Friday 1 June 2012

Is Happiness the only Good?



This is a recording of my two minute broadcast on BBC Radio Humberside on Tuesday 17th April. I didn't intend it to sound so gloomy! Here is the script:

The humanist Robert Ingersoll once said “Happiness is the only good. The place to be happy is here. The time to be happy is now and the way to be happy is to make others so.”  But what do we really mean by happiness? Many of the most gifted writers, artists, scientists and philosophers have lived lives of great value whilst enduring neurotic misery day-to-day. Surely we must separate feeling joy in the moment from the idea of a life lived well. The scientific discipline of evolutionary psychology offers a fascinating insight in to the evolutionary function of happiness in the sense of subjective wellbeing and why finding lasting happiness is so elusive.

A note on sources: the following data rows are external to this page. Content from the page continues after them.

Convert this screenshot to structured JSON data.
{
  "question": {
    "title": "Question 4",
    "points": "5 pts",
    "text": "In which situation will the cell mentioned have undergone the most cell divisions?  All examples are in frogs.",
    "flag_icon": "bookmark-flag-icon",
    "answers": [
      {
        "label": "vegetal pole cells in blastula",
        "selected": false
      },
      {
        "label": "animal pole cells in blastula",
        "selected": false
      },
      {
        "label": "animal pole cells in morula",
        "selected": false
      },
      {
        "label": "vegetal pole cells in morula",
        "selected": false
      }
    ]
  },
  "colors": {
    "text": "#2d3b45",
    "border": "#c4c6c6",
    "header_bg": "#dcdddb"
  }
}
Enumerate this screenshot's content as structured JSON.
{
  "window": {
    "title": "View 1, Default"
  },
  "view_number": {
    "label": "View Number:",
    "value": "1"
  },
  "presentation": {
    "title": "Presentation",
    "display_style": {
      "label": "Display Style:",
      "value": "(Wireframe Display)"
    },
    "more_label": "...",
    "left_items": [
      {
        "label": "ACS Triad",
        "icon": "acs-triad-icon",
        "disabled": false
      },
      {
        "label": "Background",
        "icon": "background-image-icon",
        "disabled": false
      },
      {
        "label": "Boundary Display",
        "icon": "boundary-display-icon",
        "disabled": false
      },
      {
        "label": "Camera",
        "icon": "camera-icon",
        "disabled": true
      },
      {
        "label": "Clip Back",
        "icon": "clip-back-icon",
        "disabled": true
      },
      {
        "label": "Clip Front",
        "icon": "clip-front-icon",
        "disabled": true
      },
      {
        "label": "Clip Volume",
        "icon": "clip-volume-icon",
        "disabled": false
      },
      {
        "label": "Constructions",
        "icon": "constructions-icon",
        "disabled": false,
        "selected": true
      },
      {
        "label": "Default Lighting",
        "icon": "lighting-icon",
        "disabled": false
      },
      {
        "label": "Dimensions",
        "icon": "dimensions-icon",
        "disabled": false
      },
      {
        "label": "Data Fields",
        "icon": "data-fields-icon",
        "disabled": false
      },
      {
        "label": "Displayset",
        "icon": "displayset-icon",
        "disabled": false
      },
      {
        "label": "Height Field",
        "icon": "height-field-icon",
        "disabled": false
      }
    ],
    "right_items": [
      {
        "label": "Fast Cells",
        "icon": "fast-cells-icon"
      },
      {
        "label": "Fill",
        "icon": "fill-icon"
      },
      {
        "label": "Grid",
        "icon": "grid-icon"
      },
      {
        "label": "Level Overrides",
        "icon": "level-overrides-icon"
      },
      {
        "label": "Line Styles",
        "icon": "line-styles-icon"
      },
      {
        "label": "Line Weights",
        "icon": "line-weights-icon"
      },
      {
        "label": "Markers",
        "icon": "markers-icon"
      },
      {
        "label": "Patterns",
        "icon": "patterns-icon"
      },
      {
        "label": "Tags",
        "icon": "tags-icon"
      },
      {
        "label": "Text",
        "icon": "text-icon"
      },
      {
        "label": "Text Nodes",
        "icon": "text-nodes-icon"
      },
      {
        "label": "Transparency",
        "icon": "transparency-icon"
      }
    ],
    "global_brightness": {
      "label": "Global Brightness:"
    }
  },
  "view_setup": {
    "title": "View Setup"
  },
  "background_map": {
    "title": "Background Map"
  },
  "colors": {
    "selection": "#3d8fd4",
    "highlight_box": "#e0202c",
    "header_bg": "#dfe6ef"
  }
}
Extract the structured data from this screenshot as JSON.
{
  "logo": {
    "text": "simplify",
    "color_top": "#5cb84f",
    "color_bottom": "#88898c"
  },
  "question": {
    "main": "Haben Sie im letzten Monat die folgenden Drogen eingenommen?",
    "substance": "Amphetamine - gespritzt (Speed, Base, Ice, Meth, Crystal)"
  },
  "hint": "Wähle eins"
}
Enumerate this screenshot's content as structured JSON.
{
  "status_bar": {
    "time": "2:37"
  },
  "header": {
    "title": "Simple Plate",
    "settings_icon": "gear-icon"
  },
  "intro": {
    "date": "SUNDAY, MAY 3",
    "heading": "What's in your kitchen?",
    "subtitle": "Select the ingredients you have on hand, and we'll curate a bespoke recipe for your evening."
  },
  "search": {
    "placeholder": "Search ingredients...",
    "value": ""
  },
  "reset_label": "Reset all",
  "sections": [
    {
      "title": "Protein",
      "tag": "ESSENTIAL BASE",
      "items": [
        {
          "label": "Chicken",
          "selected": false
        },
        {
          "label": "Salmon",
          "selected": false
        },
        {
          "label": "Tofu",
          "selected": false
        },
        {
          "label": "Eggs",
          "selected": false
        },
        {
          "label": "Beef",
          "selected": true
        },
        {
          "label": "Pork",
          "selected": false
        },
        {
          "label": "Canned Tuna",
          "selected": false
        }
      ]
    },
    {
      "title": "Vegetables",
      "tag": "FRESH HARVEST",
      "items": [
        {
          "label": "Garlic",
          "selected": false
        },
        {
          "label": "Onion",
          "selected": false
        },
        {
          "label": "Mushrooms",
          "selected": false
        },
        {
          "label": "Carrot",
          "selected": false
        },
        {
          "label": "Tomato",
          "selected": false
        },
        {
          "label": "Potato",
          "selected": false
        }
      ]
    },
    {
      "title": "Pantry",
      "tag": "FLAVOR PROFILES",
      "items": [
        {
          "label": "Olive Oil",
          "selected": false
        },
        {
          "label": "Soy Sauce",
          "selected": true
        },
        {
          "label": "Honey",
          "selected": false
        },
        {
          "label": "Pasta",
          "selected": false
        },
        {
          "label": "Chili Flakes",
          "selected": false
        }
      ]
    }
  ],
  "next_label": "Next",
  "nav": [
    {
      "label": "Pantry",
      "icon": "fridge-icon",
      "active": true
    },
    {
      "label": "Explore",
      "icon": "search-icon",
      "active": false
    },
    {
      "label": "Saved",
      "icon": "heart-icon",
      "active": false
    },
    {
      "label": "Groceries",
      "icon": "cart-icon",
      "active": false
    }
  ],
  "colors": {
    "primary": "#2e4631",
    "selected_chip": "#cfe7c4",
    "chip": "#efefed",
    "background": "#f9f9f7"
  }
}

Other emotions such as fear and disgust are easily explained in terms of an evolutionary pressure to avoid the things that would threaten our survival in the environment in which our brains evolved such as the venomous spiders and snakes that were plentiful in Palaeolithic Africa. They each prompt different reactions to specific threats. The function of happiness appears to be that it helps us to strive for the goals that evolution has built in to us, such as finding food, finding a mate and spending time with our children. There are fewer positive emotions because they prompt us to keep doing what we were doing and there is only one way of not changing anything. For this system to work, our feeling of happiness has to be reset each time we obtain the desired outcome, whether it is receiving a pay rise or promotion at work, winning the lottery or your football team gaining promotion to the premier league. The feeling of happiness soon wears off but natural selection has programmed us to still keep thinking that lasting happiness is in our reach. Thinking about this helps us to cherish the moments of joy experienced in life whilst accepting their transitory nature.